I felt sorry for myself for a while and then gave myself a pep talk. This was the rest of my life -- and I had two options. Let it control me or I could control it. I chose to be in control.

I first should tell you about a pet peeve I have -- I do not like to be called a "diabetic" -- being labeled by a disease. I am a person with diabetes. Diabetes does not define me.

OK, I am off of my soap box. I was diagnosed with Type II diabetes at the age of 38 - I am now 55. As a nurse, I knew my risk factors - and quite honestly, I didn't take them seriously. (wish I could do that over again).

I was not surprised to get the diagnosis and I can't really say that I felt any emotion at that time. However, the first time I went to the grocery store after the diagnosis, I cried and had to leave. It seemed that food was now my enemy and I felt a great sense of sadness and loss.

I felt sorry for myself for a while and then gave myself a pep talk. This was the rest of my life -- and I had two options. Let it control me or I could control it. I chose to be in control.

That meant becoming an expert in diabetes. I also educated my husband and children. Since then, my diabetes has been very well controlled with A1c around 6.5. My eyes and kidneys are great -- no evidence of diabetes. I have no neuropathy. I am in control!

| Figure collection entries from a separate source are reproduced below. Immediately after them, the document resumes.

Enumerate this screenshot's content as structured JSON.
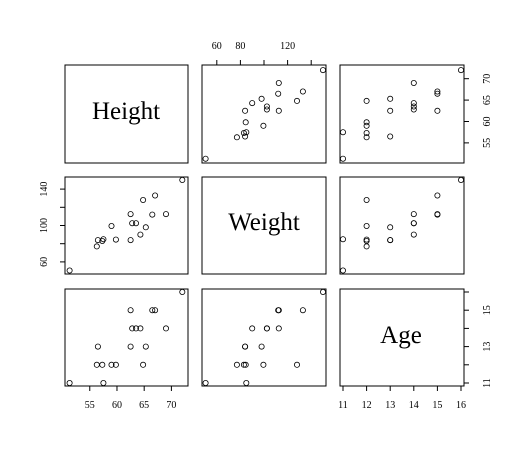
{
  "chart_data": {
    "type": "scatter",
    "variables": [
      {
        "name": "Height",
        "ticks": [
          55,
          60,
          65,
          70
        ],
        "range": [
          51,
          72.5
        ]
      },
      {
        "name": "Weight",
        "ticks": [
          60,
          80,
          100,
          120,
          140
        ],
        "range": [
          50,
          150
        ]
      },
      {
        "name": "Age",
        "ticks": [
          11,
          12,
          13,
          14,
          15,
          16
        ],
        "range": [
          11,
          16
        ]
      }
    ],
    "tick_labels": {
      "Height": [
        "55",
        "60",
        "65",
        "70"
      ],
      "Weight_top": [
        "60",
        "80",
        "120"
      ],
      "Weight_left": [
        "60",
        "100",
        "140"
      ],
      "Age_right": [
        "11",
        "13",
        "15"
      ],
      "Age_bottom": [
        "11",
        "12",
        "13",
        "14",
        "15",
        "16"
      ]
    },
    "points": [
      {
        "height": 51.3,
        "weight": 50.5,
        "age": 11
      },
      {
        "height": 56.3,
        "weight": 77.0,
        "age": 12
      },
      {
        "height": 56.5,
        "weight": 84.0,
        "age": 13
      },
      {
        "height": 57.3,
        "weight": 83.0,
        "age": 12
      },
      {
        "height": 57.5,
        "weight": 85.0,
        "age": 11
      },
      {
        "height": 59.0,
        "weight": 99.5,
        "age": 12
      },
      {
        "height": 59.8,
        "weight": 84.5,
        "age": 12
      },
      {
        "height": 62.5,
        "weight": 112.5,
        "age": 15
      },
      {
        "height": 62.5,
        "weight": 84.0,
        "age": 13
      },
      {
        "height": 62.8,
        "weight": 102.5,
        "age": 14
      },
      {
        "height": 63.5,
        "weight": 102.5,
        "age": 14
      },
      {
        "height": 64.3,
        "weight": 90.0,
        "age": 14
      },
      {
        "height": 64.8,
        "weight": 128.0,
        "age": 12
      },
      {
        "height": 65.3,
        "weight": 98.0,
        "age": 13
      },
      {
        "height": 66.5,
        "weight": 112.0,
        "age": 15
      },
      {
        "height": 67.0,
        "weight": 133.0,
        "age": 15
      },
      {
        "height": 69.0,
        "weight": 112.5,
        "age": 14
      },
      {
        "height": 72.0,
        "weight": 150.0,
        "age": 16
      }
    ]
  }
}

I have 5 tips that I live by:

Tip #1 My best management tip is to buy a 3 ring binder and keep your information in a single spot. This takes discipline, but is well worth it in self-management. I used the American Diabetes Association Guidelines to know what needs to be done for the diabetes. I developed a page that I use to guide my dr visits so I don't forget questions -- and I write the answers right on the page. I know what tests need to be done and how frequently, including eye exams and foot exams -- and I have a checkbox if I want to make sure it is done. I note any prescription refills I need. I also enter my blood pressure on this page as well as any other information I need to tell my provider (i.e. date of eye exam). I keep this posted on my refrigerator between visits so it is easy to add to and it makes my visits very productive. After my visit, I put it in my notebook. When my dr sends me copies of lab tests, I put them with the page. (If your dr does not routinely send copies, provide self addressed stamped envelopes). It is very important that you know your numbers and understand what they mean. Don't rely on your provider to just tell you "labs are OK". The page on top in my notebook is my most recent appt. Generally, I cleanout the notebook every year so it is not so big. I have a log page of all health visits - eyes, OB/Gyn pap, Family Practice, mammogram, colonoscopy, dentist, etc. And I have a single page with all medications listed with dosages (this page can help family members if I am unable to answer questions) All of this could be kept on a computer, but I like the notebook.

Tip #2 If you can afford it, subscribe to a diabetes magazine. If you can't afford it, go to the library or to the ADA website for information.

Tip #3 Pamper your feet. I never go barefoot outside or even on the beach. I am very careful to wear socks if there is any chance a shoe will cause a blister. Make sure you dr checks your feet - it is quick to do and you can just take off your shoes and socks and he/she will get the message. Also, make sure they check your nerve function with the little wire.

Tip #4 Keep your eye appointments and make sure your eye doctor dilates your pupils during the exam. Blindness is not fun.

Tip #5 Be an advocate for yourself. Keep your appointments, ask questions, be prepared. Ask for what you need - medication education, a nutritional counseling session, or time with a certified diabetes educator. Don't wait for your provider to offer -- it may never happen.